Tuesday, October 23, 2012

A friend recently asked me, "How long have you been single now?" 

I stopped for a few moments to rummage through memories that I've been collecting in my mind over more recent times for the answer. When I finally did manage to find the answer, it somehow felt a little odd that I was surprised by it.

4 years - that's how long it's been since D. 
Wow. 

It just doesn't feel like it's been 4 years.
Times like that make me question my judgement of time; I can't decide if 4 years should feel much longer or slightly shorter than my current perception of 1461 days.

Happily tripping along (pun unintended), I've managed to get clearance for my uni course and, hey look, who's a full-fledged (beginning) teacher now? I couldn't have imagined myself visiting all the places that I've visited or doing all the wacky things that I've done 4 years ago too; much less do some of them solo. Meeting all the wonderful people along the way, it's been an amazing journey and I can't be more happy with how my life has been unfolding thus far.

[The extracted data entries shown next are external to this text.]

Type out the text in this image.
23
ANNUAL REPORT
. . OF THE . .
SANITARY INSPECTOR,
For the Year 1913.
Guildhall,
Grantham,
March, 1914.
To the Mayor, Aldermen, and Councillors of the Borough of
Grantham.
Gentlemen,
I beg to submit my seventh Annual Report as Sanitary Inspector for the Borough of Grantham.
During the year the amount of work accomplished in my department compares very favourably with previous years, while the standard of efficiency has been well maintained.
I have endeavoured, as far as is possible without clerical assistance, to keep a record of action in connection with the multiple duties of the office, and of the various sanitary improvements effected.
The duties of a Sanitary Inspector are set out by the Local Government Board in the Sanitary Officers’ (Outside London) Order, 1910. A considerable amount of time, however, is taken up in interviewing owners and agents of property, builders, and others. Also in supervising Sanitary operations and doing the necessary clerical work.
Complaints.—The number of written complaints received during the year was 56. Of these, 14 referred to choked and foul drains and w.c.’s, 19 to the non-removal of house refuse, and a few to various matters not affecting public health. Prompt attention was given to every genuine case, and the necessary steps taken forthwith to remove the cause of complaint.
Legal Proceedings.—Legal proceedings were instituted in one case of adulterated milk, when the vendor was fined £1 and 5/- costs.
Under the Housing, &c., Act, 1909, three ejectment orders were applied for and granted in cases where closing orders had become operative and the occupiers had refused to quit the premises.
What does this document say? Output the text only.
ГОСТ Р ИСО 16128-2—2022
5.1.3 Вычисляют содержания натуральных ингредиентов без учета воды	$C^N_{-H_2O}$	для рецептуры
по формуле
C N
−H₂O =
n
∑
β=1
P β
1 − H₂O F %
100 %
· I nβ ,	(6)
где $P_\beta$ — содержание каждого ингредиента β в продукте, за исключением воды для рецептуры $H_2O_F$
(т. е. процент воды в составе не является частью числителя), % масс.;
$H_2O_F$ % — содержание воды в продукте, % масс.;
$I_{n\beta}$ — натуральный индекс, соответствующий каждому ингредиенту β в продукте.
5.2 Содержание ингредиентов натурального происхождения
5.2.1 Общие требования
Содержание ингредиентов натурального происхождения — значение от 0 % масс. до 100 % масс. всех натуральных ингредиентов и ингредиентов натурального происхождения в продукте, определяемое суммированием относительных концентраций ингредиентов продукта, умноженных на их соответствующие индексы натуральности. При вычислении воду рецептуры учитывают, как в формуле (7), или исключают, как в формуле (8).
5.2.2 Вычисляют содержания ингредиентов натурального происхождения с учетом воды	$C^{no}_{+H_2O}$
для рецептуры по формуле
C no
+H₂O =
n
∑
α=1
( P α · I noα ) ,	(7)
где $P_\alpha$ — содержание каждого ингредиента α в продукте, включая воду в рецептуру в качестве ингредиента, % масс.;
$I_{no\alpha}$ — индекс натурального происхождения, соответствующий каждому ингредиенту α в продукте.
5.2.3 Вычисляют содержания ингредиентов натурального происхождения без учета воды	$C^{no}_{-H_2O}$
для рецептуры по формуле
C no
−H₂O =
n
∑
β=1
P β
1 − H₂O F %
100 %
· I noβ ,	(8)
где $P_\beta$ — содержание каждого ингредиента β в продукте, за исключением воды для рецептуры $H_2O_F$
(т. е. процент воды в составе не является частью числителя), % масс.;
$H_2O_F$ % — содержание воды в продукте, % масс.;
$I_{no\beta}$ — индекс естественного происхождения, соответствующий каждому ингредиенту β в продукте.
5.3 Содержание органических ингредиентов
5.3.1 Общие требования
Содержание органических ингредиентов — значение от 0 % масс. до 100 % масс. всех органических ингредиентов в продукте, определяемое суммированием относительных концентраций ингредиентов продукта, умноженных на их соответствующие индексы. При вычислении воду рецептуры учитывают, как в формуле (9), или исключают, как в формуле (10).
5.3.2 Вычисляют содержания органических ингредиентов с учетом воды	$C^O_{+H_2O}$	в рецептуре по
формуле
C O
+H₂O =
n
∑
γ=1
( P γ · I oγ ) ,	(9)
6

Citing the main reasons for the break-up back then as a need for personal development and self-discovery, I would like to think that I've pretty much attained them, more than less. Not too long before I broke the bad news to D, I realized how terrible I was behaving as a person, daughter/sister, friend and girlfriend. It was then that I started thinking about how it was important for me to become a better person before I got into yet another relationship, after nearly 3 years of being in 2 relationships without any hiatus to reflect about things. And of course, it was also important to have my share of fun before things start getting slightly more serious.

Just a couple of things I'd done/am still doing since the big break:

I'd...
- learnt to love and define myself for who I am instead of getting addressed as the girlfriend of someone else,
- gotten out of my comfort zone and put myself in places and situations I never wanted to be in not too long ago just for the heck of it; though this is not to say that I don't regret some of them,
- started becoming way more appreciative of my family (especially) and friends who were always there,
- begun telling myself that it's alright to make mistakes (I'm trying very hard to convince my kids now),
- become more open to differences; be it in terms of ideals and beliefs, preferences, etc,
- and importantly, reflecting a lot about myself and some of the things happening around me.

I don't think it'd have been possible for me to have enjoyed life as much if I haven't been doing any of the above-mentioned things during this period, so yea, I believe that I'm a changed person (however slight) now... for the better, thank you very much.

Having drawn that new conclusion about myself, I now feel somewhat ready to continue growing, alongside another person this time round. I'm glad I was talked out of "waiting till I turned 30" sometime late last year, because it was only then that I started to go out on casual dates with new people. It's been a few interesting experiences so far... and they've all given me a much clearer idea of what my preferences are.

I'm obviously not ready to make any serious commitments right now, but if someone apt comes along... who knows what's going to happen?